Dans un filet de voix, elle explique à la barre les mains baladeuses
posées tantôt sur son cou, ses cuisses, ou ses seins. Les coups de fil le soir à la maison, les «déjeuners d'affaires», en tête à tête. C'est une jeune femme de 34 ans, fluette, assistante commerciale dans un groupe international d'import-export, qui attaque son chef de l'époque, Chan Chenu, 49 ans, devant la 14e chambre du tribunal correctionnel de Bobigny (Seine-Saint-Denis). Tout a commencé le jour de son embauche, en mai 1994: en allant signer son contrat, dans l'ascenseur, celui qui allait être son chef direct cherche à l'embrasser. «J'ai fait un mouvement de recul et je ne me suis pas doutée que ce n'était que le début d'un harcèlement qui allait durer un an et demi.»

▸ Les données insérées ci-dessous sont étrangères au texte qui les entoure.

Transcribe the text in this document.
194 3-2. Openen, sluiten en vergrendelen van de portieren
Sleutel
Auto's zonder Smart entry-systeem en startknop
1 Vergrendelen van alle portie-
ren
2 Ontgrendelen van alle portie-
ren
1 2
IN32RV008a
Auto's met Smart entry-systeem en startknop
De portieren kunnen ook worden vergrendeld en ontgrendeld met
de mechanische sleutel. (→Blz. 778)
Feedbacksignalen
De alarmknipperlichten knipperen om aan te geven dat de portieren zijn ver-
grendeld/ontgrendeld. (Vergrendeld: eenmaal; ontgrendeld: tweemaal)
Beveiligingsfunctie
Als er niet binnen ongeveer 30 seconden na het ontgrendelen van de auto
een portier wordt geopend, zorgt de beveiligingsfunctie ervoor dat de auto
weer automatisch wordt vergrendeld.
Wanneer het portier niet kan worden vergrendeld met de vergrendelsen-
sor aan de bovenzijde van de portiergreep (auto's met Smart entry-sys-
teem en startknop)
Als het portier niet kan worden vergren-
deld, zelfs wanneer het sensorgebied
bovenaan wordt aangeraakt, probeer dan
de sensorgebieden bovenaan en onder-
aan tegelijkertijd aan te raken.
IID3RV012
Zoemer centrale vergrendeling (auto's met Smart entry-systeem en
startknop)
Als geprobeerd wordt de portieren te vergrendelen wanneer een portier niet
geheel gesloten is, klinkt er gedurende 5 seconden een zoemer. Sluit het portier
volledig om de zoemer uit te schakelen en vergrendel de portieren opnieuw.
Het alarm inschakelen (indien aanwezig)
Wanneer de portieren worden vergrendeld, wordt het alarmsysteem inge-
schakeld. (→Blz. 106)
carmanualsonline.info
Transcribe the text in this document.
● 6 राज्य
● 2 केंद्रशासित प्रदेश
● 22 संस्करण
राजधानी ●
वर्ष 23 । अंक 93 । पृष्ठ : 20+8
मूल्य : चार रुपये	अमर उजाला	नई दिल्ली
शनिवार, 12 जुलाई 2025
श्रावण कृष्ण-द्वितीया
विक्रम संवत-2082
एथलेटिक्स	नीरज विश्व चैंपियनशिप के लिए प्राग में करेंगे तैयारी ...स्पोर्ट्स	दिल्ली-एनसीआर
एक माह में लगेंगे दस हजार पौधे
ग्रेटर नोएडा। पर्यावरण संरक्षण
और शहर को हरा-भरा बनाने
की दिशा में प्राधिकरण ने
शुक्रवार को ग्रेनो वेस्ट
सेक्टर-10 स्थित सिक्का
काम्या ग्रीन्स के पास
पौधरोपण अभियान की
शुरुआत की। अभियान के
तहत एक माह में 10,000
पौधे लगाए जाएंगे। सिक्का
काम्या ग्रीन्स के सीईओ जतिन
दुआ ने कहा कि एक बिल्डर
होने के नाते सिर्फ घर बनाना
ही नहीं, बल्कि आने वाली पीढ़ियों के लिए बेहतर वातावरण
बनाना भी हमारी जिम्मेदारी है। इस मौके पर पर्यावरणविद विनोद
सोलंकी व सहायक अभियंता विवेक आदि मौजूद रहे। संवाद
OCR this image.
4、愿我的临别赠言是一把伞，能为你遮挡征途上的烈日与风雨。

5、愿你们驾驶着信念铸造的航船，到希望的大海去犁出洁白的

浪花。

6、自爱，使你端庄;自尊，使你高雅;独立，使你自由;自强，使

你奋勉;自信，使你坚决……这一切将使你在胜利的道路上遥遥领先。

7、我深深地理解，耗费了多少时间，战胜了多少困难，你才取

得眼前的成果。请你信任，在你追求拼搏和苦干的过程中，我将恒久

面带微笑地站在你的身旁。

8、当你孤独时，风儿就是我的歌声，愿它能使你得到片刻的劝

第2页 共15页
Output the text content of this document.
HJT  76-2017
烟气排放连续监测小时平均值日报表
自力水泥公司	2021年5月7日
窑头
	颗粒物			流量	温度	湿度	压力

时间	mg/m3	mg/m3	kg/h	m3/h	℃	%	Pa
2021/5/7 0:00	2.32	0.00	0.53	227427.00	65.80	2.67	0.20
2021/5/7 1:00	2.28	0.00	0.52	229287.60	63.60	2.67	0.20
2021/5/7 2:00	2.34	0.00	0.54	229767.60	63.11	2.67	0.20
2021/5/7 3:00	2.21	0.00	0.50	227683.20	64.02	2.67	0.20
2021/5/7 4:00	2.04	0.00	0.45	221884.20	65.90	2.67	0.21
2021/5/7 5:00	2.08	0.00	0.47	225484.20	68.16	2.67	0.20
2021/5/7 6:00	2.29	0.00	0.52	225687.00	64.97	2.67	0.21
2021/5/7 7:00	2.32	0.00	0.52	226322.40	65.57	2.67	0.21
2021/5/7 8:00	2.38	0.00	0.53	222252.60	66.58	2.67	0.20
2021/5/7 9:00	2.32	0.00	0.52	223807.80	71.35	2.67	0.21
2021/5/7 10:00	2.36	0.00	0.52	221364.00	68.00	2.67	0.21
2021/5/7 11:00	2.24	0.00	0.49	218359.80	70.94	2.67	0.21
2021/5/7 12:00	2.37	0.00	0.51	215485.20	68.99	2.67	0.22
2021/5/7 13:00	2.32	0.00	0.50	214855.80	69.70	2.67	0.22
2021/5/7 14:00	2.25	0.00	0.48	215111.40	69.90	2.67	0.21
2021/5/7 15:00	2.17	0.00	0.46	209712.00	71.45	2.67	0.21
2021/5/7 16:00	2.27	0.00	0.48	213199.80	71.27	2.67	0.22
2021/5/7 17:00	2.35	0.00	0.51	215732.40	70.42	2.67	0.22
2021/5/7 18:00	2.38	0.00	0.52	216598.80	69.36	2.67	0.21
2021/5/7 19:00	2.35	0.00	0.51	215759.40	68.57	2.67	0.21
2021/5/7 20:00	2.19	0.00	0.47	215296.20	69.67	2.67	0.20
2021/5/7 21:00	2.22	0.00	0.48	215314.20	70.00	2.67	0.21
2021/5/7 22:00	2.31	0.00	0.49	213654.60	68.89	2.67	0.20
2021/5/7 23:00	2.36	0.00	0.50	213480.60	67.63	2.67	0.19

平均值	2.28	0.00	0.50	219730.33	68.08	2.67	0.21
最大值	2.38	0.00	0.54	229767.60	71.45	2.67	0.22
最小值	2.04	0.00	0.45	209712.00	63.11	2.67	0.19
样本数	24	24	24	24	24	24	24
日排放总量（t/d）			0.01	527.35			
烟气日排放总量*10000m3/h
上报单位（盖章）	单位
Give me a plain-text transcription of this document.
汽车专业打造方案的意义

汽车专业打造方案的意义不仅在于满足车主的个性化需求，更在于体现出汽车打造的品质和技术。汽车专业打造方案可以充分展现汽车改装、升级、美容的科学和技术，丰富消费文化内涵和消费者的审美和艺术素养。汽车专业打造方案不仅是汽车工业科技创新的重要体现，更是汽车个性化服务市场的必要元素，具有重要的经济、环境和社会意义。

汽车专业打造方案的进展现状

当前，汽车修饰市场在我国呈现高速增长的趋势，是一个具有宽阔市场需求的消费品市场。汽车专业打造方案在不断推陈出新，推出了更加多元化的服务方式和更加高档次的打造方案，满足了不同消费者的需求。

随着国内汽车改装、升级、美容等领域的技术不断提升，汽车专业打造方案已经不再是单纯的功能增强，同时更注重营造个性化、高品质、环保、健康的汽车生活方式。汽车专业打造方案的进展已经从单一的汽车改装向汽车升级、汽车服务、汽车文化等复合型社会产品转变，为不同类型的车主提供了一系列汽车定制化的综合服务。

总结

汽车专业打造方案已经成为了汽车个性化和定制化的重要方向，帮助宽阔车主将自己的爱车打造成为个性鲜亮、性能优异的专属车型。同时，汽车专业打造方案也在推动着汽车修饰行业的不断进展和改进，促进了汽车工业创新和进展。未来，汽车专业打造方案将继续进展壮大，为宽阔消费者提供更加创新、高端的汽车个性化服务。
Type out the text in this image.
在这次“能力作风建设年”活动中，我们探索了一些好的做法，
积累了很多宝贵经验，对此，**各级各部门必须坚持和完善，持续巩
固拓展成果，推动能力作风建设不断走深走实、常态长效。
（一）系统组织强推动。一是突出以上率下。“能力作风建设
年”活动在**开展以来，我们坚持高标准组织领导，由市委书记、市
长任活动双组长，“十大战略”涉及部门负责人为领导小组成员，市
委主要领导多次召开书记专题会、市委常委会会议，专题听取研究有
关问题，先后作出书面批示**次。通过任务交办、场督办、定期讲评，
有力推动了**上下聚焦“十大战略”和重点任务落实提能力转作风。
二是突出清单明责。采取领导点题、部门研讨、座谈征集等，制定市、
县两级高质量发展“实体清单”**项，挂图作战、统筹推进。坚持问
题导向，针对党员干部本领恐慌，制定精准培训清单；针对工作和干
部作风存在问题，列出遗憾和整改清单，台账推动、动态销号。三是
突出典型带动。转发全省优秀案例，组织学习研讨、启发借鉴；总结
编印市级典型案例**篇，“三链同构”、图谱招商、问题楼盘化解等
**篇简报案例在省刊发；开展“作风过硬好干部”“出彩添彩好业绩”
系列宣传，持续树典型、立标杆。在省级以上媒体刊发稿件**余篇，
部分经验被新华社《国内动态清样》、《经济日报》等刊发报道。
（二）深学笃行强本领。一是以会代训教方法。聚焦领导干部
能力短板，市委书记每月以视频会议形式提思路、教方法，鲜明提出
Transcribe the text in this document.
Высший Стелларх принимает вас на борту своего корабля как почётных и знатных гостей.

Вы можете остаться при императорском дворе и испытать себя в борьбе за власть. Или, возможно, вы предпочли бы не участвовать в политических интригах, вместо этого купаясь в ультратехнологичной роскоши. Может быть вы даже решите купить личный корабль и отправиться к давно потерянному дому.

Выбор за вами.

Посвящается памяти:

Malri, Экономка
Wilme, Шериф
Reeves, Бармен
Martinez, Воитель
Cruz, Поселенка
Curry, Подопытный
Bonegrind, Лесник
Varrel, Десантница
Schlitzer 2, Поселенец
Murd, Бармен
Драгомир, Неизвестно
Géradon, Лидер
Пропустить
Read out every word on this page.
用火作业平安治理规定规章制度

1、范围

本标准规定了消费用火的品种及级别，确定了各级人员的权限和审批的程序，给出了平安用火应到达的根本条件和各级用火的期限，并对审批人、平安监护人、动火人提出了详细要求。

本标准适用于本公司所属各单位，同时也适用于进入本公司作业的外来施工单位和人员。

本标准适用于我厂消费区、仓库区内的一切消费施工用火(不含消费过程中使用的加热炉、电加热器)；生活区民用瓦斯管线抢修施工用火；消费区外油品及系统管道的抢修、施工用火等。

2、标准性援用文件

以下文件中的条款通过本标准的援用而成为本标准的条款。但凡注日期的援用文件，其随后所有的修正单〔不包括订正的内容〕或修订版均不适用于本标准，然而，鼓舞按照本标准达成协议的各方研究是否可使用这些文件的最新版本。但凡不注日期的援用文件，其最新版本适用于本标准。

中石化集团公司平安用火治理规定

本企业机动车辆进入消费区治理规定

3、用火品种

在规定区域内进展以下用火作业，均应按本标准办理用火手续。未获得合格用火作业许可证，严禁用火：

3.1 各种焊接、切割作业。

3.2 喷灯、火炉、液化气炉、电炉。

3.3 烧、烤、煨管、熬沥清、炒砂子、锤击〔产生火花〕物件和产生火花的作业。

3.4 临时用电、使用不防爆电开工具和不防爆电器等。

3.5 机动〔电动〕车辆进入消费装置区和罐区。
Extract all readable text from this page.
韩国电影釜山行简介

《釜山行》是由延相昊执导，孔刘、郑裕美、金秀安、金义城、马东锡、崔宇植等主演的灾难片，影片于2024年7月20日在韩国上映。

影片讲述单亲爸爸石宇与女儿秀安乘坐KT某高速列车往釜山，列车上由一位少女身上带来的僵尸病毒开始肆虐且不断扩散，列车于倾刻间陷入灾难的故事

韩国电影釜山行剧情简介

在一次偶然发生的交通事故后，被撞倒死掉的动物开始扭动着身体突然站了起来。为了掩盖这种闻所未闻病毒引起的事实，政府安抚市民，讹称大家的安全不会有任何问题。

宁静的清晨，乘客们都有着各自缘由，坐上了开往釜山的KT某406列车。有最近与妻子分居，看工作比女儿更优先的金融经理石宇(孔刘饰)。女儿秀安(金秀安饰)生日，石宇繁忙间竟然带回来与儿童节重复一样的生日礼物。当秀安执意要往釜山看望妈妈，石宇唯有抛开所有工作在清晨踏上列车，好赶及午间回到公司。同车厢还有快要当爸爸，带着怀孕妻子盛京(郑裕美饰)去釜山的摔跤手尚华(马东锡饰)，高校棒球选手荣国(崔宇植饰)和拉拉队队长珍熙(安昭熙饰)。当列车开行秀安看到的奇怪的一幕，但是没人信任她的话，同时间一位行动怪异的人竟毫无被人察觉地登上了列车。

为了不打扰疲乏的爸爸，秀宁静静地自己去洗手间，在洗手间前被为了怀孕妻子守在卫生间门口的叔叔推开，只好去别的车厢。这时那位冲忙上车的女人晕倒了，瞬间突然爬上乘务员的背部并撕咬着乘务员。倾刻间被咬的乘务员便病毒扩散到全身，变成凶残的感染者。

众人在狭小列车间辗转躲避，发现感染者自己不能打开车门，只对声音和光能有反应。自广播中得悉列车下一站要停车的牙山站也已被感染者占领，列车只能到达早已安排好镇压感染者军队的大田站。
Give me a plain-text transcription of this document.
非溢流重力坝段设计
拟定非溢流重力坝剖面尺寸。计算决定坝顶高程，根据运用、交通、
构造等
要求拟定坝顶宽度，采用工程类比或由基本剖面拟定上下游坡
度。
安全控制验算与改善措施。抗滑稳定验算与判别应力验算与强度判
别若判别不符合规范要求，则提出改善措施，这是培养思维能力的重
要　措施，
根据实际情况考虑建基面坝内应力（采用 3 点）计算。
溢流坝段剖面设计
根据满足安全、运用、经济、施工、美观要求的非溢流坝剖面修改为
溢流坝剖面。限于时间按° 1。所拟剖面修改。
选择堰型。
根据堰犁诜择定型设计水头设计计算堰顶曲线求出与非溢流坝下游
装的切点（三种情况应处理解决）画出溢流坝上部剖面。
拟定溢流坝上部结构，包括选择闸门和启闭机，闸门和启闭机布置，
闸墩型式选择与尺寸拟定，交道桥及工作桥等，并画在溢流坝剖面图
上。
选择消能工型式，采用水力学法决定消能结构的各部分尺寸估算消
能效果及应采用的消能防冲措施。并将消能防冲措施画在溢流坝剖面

«Bisous». Depuis 1992, le harcèlement sexuel est un délit pénal passible d'un an de prison et de 100 000 francs d'amende. En face, l'accusé est un homme respecté professionnellement. Décrit comme l'un des meilleurs commerciaux de la société, capable de rapporter de très gros contrats avec l'Asie, dont il a la charge. Il travaille énormément dit-il et «demande beaucoup à son équipe». Sans doute trop. Il ne manque pas une occasion de se frotter contre Corinne. Ne lui sert jamais la main en arrivant le matin «pour éviter les contacts physiques», dit-il, mais signe les notes professionnelles d'un «bisous».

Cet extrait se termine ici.